For most of my life, my religious beliefs have been both deeply meaningful to me, and a source of intense turbulence. I agonized over my relationship to Mormonism for decades, over what it meant to stick with a tradition that did things I so deeply disagreed with but which was such a profound part of my identity, and had played such a foundational role in shaping my spirituality. I don’t know how many hours I spent writing about those questions, talking endlessly to friends and family about them, even bringing them up in therapy. And because of all that, I think I developed the idea that genuine faith was meant to be difficult, and by “difficult” I meant, something that regularly drove you crazy.
That’s why this year has been so incredibly disorienting. The thing about Episcopal church is—I just like it. It’s a fairly straightforward thing. I don’t feel tormented or conflicted. I don’t walk out of worship services feeling like I’m being ripped apart, like I have conflicting loyalties that will forever be in tension. I feel spiritually nourished, connected to things I care about, dare I even say, happy. I don’t go to church out of any sense of guilt or obligation; I go because I get so much out of it, and missing even a week makes me genuinely sad. It’s not something to be endured, followed by a lot of processing with various people of what crazy things happened that week. It really is that simple for me right now, that I like going. I’m in love with the liturgy, the music is consistently stellar, the sermons are usually substantive and thought-provoking, and the rituals have started to feel familiar in a way that speaks deeply to me. Worship leaves me feeling content, at peace, hopeful, and wanting to be a better person. The worst that ever happens is for it to be mildly boring (and even that is pretty unusual). It never aggravates my depression, or ramps up my suicidality. No lie—it’s consistently one of the high points of the week.
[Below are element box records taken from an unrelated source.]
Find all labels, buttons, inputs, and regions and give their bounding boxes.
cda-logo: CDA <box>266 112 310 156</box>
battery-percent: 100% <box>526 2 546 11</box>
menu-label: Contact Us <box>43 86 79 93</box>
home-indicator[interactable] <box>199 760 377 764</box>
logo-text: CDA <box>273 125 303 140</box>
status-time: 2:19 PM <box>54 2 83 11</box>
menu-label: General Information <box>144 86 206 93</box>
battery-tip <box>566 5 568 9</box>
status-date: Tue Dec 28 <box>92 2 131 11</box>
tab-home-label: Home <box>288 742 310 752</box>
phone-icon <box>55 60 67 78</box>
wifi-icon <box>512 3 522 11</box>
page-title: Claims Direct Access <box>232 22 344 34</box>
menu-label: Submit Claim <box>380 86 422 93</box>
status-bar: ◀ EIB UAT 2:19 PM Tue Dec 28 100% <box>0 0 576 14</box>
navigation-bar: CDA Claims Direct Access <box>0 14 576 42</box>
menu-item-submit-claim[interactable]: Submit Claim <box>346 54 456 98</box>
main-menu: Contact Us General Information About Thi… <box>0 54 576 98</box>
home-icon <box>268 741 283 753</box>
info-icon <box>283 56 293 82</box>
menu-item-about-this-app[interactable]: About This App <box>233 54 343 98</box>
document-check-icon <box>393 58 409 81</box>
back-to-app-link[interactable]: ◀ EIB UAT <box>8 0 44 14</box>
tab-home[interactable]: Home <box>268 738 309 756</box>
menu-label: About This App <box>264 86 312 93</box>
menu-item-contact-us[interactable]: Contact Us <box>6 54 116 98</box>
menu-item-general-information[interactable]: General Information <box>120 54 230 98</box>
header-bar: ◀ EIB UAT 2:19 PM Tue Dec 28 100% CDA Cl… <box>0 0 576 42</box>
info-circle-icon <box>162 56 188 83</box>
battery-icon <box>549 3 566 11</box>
This is all so, so strange. I can’t even tell you.
The thing is, without even realizing it, I’d developed a religious identity centered around angst. And part of me liked that. Part of me even believed that faith that wasn’t completely wrenching maybe wasn’t the real thing, maybe wasn’t worth pursuing. And I liked that image of myself, of the person whose faith was so real, so committed, that I wouldn’t let even the hardest aspects of the church, the things that were so difficult for me, take away my connection to it or my willingness to stick with it. I’d adopted a narrative about there being something extra virtuous about going to church when it’s kind of a brutal experience. I mean, anyone can go to church when it’s easy to do so, when you mostly like it. But it takes someone special, I figured, to keep going when it feels terrible. I don’t know that I ever consciously articulated this point of view to myself, but it was lurking underneath, and definitely influencing my decision to stay.
It’s really thrown me for a loop, then, to be someone who’s going to church because I like it so much. I’ve never been in this position before. And to be honest, I’m a little suspicious. I’ve internalized so many messages over the years about how the things truly worth doing in life are going to be hard, and maybe take everything you’ve got. I find myself wondering: is it really okay to be doing this, to have picked a church just because it’s such a positive thing for me? Or is it cheating somehow? I was telling my therapist the other day about how religion is supposed to be demanding. I brought up that Joseph Smith quote about how a religion that doesn’t require you to sacrifice all things can’t produce sufficient faith for salvation. He had a strikingly different perspective. He thought that life was already going to be hard, that intensely difficult challenges were going to come regardless—and ideally religion would help you get through those rough patches, rather than make things even harder. I can see arguments in favor of both views, and I’m still sorting out what I think. The old saying about how church should comfort the afflicted and afflict the comfortable seems relevant here.
But right now, I’m exploring the possibility that faith could still be meaningful and worthwhile and genuine without quite so much angst and internal conflict. That there might be a different way of being religious, and that gritting your teeth and continuing to attend services that regularly beat you down isn’t necessarily virtuous, or admirable, or even wise. I was recently trying to explain to the rector of my parish why I find it so unsettling to like church, to feel this good about it. It’s actually a new thing for me to even think about my personal experience of church as something worth taking seriously; I grew up with the idea that that wasn’t supposed to matter, because all that mattered was being in the True Church, even if it was pushing you over the edge of sanity. If you didn’t like church, you were supposed to fix yourself in some way so that you would have a better experience. I think the rector was a little confused by all of this, but he asked me, could you just let yourself enjoy being spiritually nourished for a while, without having to second-guess that or feel guilty about it? For me, that’s not as easy to do as it might sound. But I think it’s a question worth asking.